## Intro
When I was younger and less pythonic as I am now, I've made a python module to parse babenko synonym dictionary and extract verb classes and synsets from there. The trick was that one couldn't utilise the power of xml.etree as the xml representing the dictionary was broken and had somewhat irregular structure. As such, I parsed it as plain text using regular expressions, patches, crutches, and some profanity. The structure of the module is somewhat complicated, so I created this ipython/jupyter notebook to serve as part-interface, part-userguide to that module. 

First, to load the dictionary, you have to execute the following cell and wait a sec.
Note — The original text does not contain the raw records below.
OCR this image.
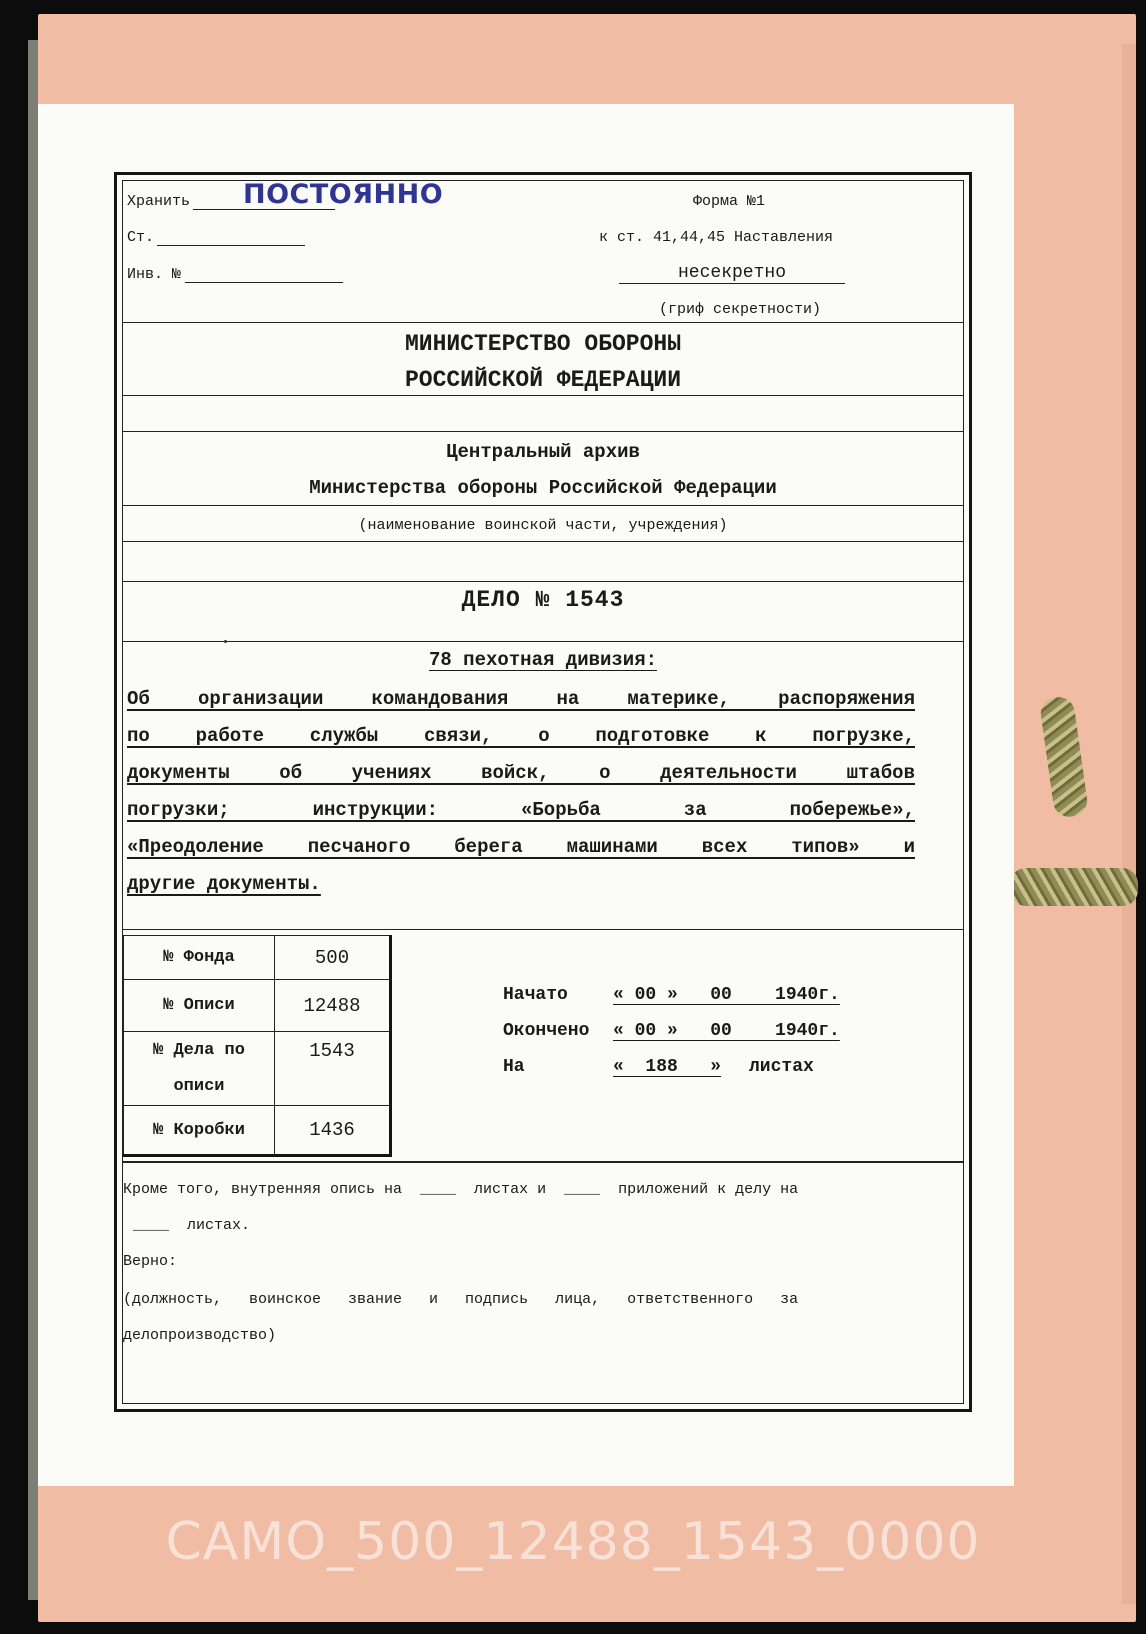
Хранить ПОСТОЯННО
Ст.
Инв. №
Форма №1
к ст. 41,44,45 Наставления
несекретно
(гриф секретности)
МИНИСТЕРСТВО ОБОРОНЫ
РОССИЙСКОЙ ФЕДЕРАЦИИ
Центральный архив
Министерства обороны Российской Федерации
(наименование воинской части, учреждения)
ДЕЛО № 1543
78 пехотная дивизия:
Об организации командования на материке, распоряжения
по работе службы связи, о подготовке к погрузке,
документы об учениях войск, о деятельности штабов
погрузки; инструкции: «Борьба за побережье»,
«Преодоление песчаного берега машинами всех типов» и
другие документы.
№ Фонда	500
№ Описи	12488

№ Дела по
описи	1543
№ Коробки	1436
Начато	« 00 »   00    1940г.
Окончено « 00 »   00    1940г.
На	«  188   » листах
Кроме того, внутренняя опись на  ____  листах и  ____  приложений к делу на
____  листах.
Верно:
(должность,   воинское   звание   и   подпись   лица,   ответственного   за
делопроизводство)
CAMO_500_12488_1543_0000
Set check_em option into True to see synsets parsed with errors (there are not much, but there are some).

In [None]:
import bparser
classes, synsets, chunks = bparser.parse_babenko(check_em=False)

### Total lemma count
This is how you get the count of different lemmas throughout the synsets.

In [None]:
print(synsets.lemma_count())

## Working with synsets
You can just print out all synsets.

In [None]:
print(synsets)

Here's an example of how you get yourself a synset by index. Though, the numbers don't say much. Looks no better than just asking for a random synset.

In [None]:
print(synsets.list[3])

So this here is how you get all synsets in a category (the lower class).

In [None]:
print(synsets.bycategory('Страдание'))

## Matching synsets
The following two functions were created specifically to check if there is a synset in Babenko dictionary that resembles what you got yourself from somwhere else. They are followed by two examples of usage.

In [None]:
def match_synsets(bsynset, synset):
    """
    Return number of lemmas that are shared by bsynset and synset
    """
    match_number = 0
    synset = set(synset)
    for word in bsynset.synonyms:
        if word.lemma in synset:
            match_number += 1    
    return match_number

def find_matching_synsets(babenko, synset, minimal_match_number=None):
    """
    Return all synsets from babenko that share at least
    minimal_match_number lemmas with synset.
    
    If minimal_match_number not specified, only those babenko synsets
    that include all lemmas from synset are returned.
    """
    if minimal_match_number is None:
        minimal_match_number = len(synset)
    matches = []
    for bsynset in babenko.list:
        match_number = match_synsets(bsynset, synset)
        if match_number >= minimal_match_number:
            matches.append(bsynset)
    return matches

In [None]:
fall1 = ['течь', 'бежать']
matches = find_matching_synsets(synsets, fall1)
for match in matches:
    print(match)

In [None]:
fall2 = ['падать', 'низвергаться', 'свергаться', 'повергаться']
matches = find_matching_synsets(synsets, fall2, minimal_match_number=3)
for match in matches:
    print(match)